A brilliant thriller with a pace that never lets up, The Snowman confirms Jo Nesbø’s position as an international star of crime fiction.


Smilla’s Sense of Snow by Peter Høeg

Time Best Book of the Year · An Entertainment Weekly Best Book of the Year · A People Best Book of the Year · Winner of the CWA Silver Dagger Award · A Finalist for the Edgar Award for Best Mystery Novel

First published in 1992, Peter Høeg’s Smilla’s Sense of Snow instantly became an international sensation. When caustic Smilla Jaspersen discovers that her neighbor–a neglected six-year-old boy, and possibly her only friend–has died in a tragic accident, a peculiar intuition tells her it was murder. Unpredictable to the last page, Smilla’s Sense of Snow is one of the most beautifully written and original crime stories of our time, a new classic


The Girl with the Dragon Tattoo by Stieg Larsson 

A spellbinding amalgam of murder mystery, family saga, love story, and financial intrigue.

It’s about the disappearance forty years ago of Harriet Vanger, a young scion of one of the wealthiest families in Sweden . . . and about her octogenarian uncle, determined to know the truth about what he believes was her murder.

It’s about Mikael Blomkvist, a crusading journalist recently at the wrong end of a libel case, hired to get to the bottom of Harriet’s disappearance . . . and about Lisbeth Salander, a twenty-four-year-old pierced and tattooed genius hacker possessed of the hard-earned wisdom of someone twice her age–and a terrifying capacity for ruthlessness to go with it–who assists Blomkvist with the investigation. This unlikely team discovers a vein of nearly unfathomable iniquity running through the Vanger family, astonishing corruption in the highest echelons of Swedish industrialism–and an unexpected connection between themselves.

It’s a contagiously exciting, stunningly intelligent novel about society at its most hidden, and about the intimate lives of a brilliantly realized cast of characters, all of them forced to face the darker aspects of their world and of their own lives.


Dissolved by Sara Blædel

Everything is peaceful in Tommerup, Denmark, until a young mother disappears in the middle of an idyllic summer day. There’s no trace of the missing woman when Chief Superintendent Liam Stark and Superintendent Dea Torp are called to investigate. The small town is on edge, rumors begin to fly, and blame is cast on Charlotte’s husband, who was the last to see her. When another person goes missing and Liam and Dea find a strange note linking the second missing person to the first crime, they suspect the disappearances may be the work of a serial killer. As the investigation continues, dark secrets about the victims from the past are revealed. Is someone targeting them because of this? As more people vanish, it’s a race against time for Liam and Dea, who find themselves face-to-face with horrifying footage that reveals what is happening to the victims – and what will happen to future targets if they can’t stop the killer. In this pulse-pounding thriller, Sara Blaedel and Mads Peder Nordbo ratchet up the tension in a cat-and-mouse game where the killer is always one step ahead.

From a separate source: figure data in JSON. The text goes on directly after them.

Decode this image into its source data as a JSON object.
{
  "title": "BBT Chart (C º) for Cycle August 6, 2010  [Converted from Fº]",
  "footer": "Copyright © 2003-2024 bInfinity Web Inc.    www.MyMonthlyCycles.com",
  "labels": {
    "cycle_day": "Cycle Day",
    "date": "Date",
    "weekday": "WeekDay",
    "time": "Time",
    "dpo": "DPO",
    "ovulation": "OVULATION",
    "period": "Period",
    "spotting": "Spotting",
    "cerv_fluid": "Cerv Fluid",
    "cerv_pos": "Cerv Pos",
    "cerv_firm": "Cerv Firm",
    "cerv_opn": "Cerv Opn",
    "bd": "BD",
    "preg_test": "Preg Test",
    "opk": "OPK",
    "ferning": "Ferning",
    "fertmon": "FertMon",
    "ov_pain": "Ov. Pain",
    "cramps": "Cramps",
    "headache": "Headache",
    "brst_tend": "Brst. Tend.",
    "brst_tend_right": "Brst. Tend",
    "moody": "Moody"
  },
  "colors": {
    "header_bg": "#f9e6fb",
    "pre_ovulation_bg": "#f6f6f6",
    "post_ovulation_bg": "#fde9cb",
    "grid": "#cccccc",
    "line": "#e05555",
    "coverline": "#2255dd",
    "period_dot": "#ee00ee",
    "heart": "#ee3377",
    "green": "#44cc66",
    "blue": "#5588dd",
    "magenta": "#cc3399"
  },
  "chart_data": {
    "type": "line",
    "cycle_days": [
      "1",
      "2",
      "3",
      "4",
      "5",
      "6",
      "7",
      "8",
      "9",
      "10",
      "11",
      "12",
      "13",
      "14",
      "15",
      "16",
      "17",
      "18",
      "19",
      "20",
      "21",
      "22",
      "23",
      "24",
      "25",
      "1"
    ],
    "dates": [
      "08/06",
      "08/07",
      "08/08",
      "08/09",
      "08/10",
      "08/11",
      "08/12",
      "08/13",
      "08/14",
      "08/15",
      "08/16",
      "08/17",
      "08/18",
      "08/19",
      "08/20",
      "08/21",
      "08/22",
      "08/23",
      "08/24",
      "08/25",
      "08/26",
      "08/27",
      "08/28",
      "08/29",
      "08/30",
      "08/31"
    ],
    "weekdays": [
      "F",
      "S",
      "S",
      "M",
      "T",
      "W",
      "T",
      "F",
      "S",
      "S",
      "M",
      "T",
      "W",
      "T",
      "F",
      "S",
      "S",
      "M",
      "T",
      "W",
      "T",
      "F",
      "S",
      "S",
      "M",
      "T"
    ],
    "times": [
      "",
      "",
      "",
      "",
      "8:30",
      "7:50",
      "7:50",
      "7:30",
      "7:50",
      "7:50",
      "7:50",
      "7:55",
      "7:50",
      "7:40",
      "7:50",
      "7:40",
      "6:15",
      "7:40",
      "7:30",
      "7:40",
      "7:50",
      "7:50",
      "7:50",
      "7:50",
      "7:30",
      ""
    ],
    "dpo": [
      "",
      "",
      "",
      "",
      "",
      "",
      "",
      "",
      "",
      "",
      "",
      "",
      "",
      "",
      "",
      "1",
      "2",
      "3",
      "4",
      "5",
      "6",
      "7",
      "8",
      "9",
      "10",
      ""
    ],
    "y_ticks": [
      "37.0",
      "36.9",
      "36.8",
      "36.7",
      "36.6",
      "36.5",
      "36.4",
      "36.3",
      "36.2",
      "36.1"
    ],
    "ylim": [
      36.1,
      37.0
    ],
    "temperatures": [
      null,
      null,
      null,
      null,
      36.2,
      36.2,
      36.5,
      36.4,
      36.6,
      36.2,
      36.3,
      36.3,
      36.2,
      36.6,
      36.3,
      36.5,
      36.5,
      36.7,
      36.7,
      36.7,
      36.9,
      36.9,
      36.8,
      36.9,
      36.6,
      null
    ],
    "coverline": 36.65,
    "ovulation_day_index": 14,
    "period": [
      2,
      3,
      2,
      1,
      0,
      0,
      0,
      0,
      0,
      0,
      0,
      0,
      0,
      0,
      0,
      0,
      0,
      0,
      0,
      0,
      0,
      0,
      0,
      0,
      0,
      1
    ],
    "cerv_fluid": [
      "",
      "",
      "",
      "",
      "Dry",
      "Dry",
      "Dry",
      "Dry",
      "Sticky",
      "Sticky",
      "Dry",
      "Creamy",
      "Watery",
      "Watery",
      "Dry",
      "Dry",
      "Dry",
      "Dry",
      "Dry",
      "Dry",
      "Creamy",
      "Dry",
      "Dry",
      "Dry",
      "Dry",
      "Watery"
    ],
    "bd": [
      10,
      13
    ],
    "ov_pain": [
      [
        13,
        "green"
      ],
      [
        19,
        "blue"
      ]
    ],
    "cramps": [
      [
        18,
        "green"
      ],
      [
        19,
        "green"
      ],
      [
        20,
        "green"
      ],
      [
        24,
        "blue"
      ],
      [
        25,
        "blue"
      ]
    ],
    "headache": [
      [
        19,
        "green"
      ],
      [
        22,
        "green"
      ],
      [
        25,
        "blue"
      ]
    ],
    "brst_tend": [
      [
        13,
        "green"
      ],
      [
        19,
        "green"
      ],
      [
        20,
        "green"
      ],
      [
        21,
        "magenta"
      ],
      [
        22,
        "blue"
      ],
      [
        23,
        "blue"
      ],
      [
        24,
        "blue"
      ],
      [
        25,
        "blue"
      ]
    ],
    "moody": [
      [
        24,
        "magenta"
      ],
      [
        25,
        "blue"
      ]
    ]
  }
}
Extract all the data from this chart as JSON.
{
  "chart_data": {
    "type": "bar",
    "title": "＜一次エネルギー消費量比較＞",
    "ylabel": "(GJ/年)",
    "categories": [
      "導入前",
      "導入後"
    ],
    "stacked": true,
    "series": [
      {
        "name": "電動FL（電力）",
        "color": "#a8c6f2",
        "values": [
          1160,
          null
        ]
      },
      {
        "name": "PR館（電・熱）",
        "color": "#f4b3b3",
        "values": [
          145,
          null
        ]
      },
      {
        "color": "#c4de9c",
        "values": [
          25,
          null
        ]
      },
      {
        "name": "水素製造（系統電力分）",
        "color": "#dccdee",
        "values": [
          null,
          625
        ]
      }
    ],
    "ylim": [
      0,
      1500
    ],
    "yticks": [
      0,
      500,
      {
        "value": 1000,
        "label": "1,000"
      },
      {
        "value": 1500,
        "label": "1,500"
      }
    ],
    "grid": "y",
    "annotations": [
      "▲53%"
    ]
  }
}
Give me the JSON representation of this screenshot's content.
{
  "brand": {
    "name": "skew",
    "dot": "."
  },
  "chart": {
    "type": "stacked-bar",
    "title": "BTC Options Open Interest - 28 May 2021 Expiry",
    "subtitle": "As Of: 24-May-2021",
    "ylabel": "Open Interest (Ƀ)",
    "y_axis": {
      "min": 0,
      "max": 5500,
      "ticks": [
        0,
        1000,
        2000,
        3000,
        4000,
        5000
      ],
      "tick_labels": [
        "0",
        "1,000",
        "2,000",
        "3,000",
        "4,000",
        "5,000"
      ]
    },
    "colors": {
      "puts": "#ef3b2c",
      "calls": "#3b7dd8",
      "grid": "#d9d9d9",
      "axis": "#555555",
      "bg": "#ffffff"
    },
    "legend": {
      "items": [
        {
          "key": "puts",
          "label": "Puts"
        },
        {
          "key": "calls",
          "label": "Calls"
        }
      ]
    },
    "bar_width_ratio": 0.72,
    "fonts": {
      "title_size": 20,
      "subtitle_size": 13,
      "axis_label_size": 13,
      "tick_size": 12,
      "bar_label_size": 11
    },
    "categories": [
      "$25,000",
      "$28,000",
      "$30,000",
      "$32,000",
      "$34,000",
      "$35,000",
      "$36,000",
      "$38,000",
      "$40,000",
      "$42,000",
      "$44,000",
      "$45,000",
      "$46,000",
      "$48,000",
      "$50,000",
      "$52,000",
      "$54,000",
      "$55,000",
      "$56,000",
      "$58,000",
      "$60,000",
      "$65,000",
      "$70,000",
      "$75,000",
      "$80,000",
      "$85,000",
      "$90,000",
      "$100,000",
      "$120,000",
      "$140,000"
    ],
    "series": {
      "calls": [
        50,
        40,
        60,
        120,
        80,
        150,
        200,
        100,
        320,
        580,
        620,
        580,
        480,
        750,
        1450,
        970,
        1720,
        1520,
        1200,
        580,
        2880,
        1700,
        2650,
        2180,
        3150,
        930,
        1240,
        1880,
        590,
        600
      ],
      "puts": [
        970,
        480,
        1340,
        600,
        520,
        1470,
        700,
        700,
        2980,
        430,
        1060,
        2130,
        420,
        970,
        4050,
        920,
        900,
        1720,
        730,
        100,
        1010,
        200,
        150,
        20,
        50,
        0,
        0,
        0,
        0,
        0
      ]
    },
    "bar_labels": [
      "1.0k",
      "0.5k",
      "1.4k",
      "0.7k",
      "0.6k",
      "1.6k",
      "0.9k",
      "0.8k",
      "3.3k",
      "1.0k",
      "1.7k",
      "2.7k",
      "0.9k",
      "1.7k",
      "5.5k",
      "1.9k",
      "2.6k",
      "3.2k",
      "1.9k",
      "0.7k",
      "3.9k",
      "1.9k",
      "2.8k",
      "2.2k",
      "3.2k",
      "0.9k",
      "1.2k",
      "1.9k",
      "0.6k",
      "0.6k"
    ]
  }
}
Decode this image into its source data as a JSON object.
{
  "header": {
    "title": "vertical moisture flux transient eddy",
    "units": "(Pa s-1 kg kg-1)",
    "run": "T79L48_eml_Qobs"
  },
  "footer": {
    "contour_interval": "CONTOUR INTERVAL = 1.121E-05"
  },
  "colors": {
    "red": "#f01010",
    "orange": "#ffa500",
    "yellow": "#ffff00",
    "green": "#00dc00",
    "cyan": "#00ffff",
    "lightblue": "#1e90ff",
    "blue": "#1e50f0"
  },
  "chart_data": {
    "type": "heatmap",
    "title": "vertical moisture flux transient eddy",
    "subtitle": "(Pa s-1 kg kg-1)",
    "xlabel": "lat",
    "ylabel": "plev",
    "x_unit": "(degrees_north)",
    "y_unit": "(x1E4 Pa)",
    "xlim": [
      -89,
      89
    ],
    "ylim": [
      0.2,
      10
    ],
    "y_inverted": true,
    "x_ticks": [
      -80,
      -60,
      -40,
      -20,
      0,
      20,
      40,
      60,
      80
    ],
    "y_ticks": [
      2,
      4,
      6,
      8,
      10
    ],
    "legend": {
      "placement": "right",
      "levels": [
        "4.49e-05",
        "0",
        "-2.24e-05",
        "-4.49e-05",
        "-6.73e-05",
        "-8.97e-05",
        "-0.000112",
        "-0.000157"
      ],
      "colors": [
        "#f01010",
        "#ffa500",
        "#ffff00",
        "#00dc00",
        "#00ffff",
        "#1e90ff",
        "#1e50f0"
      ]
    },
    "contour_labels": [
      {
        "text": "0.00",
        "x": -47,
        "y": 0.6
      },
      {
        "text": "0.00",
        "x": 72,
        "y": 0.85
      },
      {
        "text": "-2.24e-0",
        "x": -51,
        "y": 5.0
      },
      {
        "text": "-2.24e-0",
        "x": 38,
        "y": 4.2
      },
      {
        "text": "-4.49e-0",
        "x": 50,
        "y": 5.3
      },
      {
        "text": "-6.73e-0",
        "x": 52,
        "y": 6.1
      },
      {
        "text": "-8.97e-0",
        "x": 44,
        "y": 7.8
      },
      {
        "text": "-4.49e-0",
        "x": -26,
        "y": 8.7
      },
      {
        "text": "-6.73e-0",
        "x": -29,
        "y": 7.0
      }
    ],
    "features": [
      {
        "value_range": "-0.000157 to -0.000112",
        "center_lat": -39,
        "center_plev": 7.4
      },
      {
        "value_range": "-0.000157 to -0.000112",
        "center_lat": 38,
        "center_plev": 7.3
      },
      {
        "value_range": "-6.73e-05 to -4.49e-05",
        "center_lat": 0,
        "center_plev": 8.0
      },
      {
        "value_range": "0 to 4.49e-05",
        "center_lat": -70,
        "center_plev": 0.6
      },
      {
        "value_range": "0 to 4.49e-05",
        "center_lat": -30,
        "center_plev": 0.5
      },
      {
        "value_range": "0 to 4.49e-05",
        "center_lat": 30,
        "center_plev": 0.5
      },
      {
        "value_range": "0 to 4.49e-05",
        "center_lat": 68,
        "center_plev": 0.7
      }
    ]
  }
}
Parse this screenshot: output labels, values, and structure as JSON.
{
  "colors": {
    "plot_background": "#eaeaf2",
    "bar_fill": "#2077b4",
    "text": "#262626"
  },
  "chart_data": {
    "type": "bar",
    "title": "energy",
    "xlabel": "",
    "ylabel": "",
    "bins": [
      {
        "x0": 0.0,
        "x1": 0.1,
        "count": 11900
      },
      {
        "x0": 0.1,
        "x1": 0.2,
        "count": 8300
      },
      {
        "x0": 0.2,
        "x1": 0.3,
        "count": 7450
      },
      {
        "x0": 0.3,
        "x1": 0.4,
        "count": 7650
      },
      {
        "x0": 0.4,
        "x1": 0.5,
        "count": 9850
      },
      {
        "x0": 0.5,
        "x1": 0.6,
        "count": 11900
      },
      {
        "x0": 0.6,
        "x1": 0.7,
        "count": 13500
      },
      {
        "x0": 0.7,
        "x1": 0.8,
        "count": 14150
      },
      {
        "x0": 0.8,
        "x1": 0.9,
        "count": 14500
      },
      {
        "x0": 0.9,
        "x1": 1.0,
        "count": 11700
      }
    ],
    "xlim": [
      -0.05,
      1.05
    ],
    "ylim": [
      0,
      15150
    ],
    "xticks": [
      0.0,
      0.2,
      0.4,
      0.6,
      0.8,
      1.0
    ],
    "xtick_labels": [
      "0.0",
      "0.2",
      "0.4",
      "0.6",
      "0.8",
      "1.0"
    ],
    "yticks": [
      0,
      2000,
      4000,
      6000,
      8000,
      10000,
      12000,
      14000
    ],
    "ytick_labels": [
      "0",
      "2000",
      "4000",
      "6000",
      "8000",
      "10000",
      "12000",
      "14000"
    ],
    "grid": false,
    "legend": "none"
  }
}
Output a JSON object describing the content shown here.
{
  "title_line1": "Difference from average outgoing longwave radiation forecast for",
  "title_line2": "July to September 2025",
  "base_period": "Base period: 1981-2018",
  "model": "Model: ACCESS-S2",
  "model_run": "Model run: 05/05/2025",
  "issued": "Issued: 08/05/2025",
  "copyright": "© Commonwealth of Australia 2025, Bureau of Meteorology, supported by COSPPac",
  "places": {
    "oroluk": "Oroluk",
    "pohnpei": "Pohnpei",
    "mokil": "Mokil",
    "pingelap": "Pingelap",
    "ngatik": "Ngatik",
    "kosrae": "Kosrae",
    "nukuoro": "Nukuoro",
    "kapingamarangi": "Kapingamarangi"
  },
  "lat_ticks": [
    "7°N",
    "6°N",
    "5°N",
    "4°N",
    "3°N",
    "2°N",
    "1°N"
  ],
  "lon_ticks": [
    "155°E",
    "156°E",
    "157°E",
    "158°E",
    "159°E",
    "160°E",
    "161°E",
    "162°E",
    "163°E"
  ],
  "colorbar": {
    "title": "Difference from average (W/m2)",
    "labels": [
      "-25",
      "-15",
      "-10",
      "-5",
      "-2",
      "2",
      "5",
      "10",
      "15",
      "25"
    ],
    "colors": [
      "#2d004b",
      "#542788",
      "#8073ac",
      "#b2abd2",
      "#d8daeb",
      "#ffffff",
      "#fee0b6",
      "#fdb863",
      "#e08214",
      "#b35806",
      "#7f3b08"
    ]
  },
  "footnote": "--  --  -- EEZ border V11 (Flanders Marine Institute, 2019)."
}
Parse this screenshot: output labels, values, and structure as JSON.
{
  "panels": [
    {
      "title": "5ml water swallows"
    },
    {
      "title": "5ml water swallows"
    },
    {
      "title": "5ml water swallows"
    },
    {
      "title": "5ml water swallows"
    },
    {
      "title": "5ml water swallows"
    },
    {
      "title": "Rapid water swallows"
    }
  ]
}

The Harbor by Katrine Engberg

This third novel in the “thrilling, nerve-wracking” (Shelf Awareness) Korner and Werner series follows the two detectives as they searchfor a missing teenager and uncover the web of lies that has threatened his life–and may prevent him from ever being found.

When fifteen-year-old Oscar Dreyer-Hoff disappears in this “masterpiece of Nordic noir” (Booklist, starred review), the police assume he’s simply a runaway–a typically overlooked middle child doing what teenagers do all around the world. But his frantic family is certain that something terrible has happened. After all, what runaway would leave behind a note that reads:

He looked around and saw the knife that had stabbed Basil Hallward. He had cleaned it many times, till there was no stain left upon it. It was bright and glistened. As it had killed the painter, so it would kill the painter’s work, and all that that meant. It would kill the past, and when that was dead, he would be free.

It’s not much to go on, but it’s all that detectives Jeppe Kørner and Anette Werner have. And with every passing hour, as the odds of finding a missing person grow dimmer, it will have to be enough.